Соболя - Фраерман Рувим Исаевич 6 стр.


Небываев смеялся, с трудом обнажая больные десны.

А Олешек слушал, и песня казалась ему прекрасной.

Засыпали поздно, под влажно сиявшими звездами, а во сне бредили хлебом.

Наутро снова вставали и шли.

Целый день брели по болоту с лицами, закрытыми марлей. Устинкин задыхался, сбрасывал комарник. Его грузное тело не выносило лишений. Он отставал, шатался, рот его яростно чернел на искусанном лице. Ким, прихрамывая, вел его под руку.

На привале Устинкин сел на кочку. Ломило крестец и ноги. Глаза слезились, и слезы разъедали глубокие расчесы на скулах. Было больно прикоснуться языком к нёбу. Он засунул пальцы в рот, вынул зуб из ослабевших десен и положил его на ладонь. Потом поднес Небываеву и взял комиссара за грудь.

— Зачем ты отдал муку тунгусам? Мы все были бы сыты.

Олешек закричал. Партизаны бросились к Устинкину. Небываев остановил их взглядом.

Наступило полное молчание. Как в пропасть, все полетело в тишину — люди у костра, болото и сумрак над краем его.

И в этой необычайной тишине тайги и мари ничтожным звуком, не громче шороха упавшего листа, показался Олешеку голос комиссара:

— Какой же ты большевик, если за советскую власть потерпеть не можешь?!

Устинкин облизнул распухшие десны, выплюнул кровь и отошел.

Олешек пытливо и с уважением смотрел на красных.

Большевик! Что это за слово, которое заставляет человека забывать страдания?

Он обвел глазами каждого из русских. Он не узнавал их теперь. Одежда изорвалась в клочья, лица их обросли бородами, веки налились кровью, а губы сурово молчали. И никто больше не вспоминал о муке, отданной голодному стойбищу.

«Чего хотят они? Если в Аяне их ждет смерть, то зачем они идут ей навстречу? Если же там нет врага, то зачем они ищут его?»

Олешек обратил глаза и ладони к земле, спрашивая у нее ответа. Молчала трава, молчали кустики клюквы и мох.

Но как бы там ни было, Олешек ведет этих людей и должен о них заботиться. Он подошел к Небываеву, ткнул пальцем в свои десны и сказал:

— Надо, однако, искать черемшу[8].

Он ушел с одним ножом, оставив винчестер у костра, и вскоре вернулся, неся подмышкой пучок травы. Она пахла острей чеснока, листья же были широкие, как у ландышей.

— Ешь! — строго сказал он каждому. А Устинкину дал черемши вдвое больше. — Ты будешь здоров.

Олешек привел партизан на черемшовое поле. В тени широких листьев долго держалась роса. Казалось, и она пропахла чесноком.
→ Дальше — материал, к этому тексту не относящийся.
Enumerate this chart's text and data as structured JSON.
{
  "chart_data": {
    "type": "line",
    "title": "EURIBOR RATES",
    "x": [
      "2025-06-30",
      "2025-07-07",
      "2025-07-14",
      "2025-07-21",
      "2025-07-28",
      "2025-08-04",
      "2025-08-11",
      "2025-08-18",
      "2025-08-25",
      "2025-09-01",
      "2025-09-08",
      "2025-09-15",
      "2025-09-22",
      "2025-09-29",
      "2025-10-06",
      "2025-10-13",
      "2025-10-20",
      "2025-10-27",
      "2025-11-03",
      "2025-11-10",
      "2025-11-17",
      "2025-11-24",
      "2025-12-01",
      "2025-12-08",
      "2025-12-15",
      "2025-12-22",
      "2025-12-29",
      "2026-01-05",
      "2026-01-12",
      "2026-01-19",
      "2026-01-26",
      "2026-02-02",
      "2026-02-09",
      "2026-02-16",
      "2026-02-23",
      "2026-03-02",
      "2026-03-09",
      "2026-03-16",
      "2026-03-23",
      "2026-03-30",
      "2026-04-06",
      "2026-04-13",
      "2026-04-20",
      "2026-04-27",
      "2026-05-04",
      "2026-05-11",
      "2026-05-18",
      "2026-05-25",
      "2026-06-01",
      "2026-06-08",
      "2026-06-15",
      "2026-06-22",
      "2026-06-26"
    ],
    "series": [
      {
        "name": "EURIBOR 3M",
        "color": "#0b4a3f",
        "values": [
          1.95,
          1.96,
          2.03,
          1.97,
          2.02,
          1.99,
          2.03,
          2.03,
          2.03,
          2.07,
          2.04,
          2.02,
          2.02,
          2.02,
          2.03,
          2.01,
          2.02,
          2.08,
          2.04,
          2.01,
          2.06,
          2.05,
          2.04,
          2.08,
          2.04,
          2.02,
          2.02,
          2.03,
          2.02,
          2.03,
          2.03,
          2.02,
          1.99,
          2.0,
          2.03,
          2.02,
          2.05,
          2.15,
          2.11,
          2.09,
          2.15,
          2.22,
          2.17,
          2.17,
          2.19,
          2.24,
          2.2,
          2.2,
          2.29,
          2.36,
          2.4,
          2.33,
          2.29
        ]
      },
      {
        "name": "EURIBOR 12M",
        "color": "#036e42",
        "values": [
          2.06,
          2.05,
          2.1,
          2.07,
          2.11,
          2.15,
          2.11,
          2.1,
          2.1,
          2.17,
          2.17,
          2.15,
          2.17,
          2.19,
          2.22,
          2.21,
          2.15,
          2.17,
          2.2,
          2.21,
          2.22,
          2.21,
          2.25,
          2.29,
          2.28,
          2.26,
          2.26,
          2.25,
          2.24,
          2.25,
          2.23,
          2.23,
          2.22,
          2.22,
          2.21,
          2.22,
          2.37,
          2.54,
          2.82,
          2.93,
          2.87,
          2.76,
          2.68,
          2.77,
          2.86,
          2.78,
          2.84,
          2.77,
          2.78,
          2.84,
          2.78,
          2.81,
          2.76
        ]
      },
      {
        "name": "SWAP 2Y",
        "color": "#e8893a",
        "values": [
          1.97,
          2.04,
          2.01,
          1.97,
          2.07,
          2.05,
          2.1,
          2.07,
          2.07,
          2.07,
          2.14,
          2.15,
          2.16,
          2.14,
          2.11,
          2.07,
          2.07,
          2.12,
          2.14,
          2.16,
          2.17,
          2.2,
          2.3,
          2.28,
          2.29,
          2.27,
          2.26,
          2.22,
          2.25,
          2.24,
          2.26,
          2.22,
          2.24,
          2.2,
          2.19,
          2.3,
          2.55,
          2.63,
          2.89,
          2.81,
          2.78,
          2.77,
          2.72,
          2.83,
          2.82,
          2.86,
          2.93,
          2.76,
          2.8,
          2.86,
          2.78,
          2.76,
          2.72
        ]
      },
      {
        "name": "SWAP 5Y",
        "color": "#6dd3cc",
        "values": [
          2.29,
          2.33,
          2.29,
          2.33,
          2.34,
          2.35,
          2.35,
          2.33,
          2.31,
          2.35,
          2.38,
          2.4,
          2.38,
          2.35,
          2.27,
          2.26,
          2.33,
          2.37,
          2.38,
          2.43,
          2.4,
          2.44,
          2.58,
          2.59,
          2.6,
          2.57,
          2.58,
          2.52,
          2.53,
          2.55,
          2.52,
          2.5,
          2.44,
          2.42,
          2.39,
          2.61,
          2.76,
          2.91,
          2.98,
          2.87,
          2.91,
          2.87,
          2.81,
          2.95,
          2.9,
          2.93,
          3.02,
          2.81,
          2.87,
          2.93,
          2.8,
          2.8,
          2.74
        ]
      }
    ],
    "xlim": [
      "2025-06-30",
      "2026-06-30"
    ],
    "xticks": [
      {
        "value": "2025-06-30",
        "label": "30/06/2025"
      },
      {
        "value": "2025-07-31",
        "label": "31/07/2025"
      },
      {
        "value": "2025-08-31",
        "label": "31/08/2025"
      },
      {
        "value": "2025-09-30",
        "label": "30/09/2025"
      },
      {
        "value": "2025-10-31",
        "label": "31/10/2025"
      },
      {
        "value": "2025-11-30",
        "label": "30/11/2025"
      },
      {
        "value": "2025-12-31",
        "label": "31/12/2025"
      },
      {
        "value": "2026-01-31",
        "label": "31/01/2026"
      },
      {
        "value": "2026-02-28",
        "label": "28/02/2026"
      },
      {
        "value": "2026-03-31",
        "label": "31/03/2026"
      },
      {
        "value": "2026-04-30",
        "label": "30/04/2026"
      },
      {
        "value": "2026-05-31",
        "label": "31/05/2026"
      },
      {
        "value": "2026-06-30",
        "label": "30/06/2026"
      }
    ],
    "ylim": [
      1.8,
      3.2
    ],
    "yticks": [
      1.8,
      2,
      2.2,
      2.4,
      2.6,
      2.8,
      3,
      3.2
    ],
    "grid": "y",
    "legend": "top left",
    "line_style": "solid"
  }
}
Тут провели они полдня и двинулись дальше. Каждый нес на спине вместе с винтовкой огромную охапку черемши. Они ели ее, медленно шагая вперед.

Устинкин не жаловался уж на боль в крестце. Небываев не сосал кровь из десен. Но напрасно крепли зубы. Дрожа от голода, он пил воду из луж.

Снова вошли в ущелье. Поднялись, топча росшие по камням смолевки, и увидели охотника. Он будто скользил с обрыва и будто не двигался, прячась за вершину пихты, росшей под скалой.

Охотник был в дохе, в рысьей шапке и нагруднике из беличьих лапок. Голенища расшитых торбасов были подвязаны к поясу. Дуло кремневого ружья торчало над левым плечом.

Все разом остановились. Небываев крикнул:

— Эй, человек!

Пихта, колыхаясь, шумела, как тополь.

Олешек тронул комиссара за рукав.

— Он мертв и не может ответить.

Подошли ближе. Только тогда заметили, что к ногам охотника подвязаны лыжи.

— Он гнался по снегу за зверем и напоролся на сук, — сказал со страхом Олешек.

Партизаны взобрались на обрыв. Тут нашли они санки, которые тунгус берет с собой, когда уходит один далеко, надеясь вернуться с тяжелой добычей. Охотник стоял к ним спиной. Смерть настигла его на лету. Сук пробил ему грудь и торчал из спины сквозь доху. Пронзенный охотник висел на пихте, скрытой под обрывом. И лыжи его еще выражали стремительность. На санках лежал олений мешок для спанья, под мешком — чайник, котелок, берестяной турсук, полный сушеного мяса, истолченного вместе с кедровым орехом, и три ржаных лепешки.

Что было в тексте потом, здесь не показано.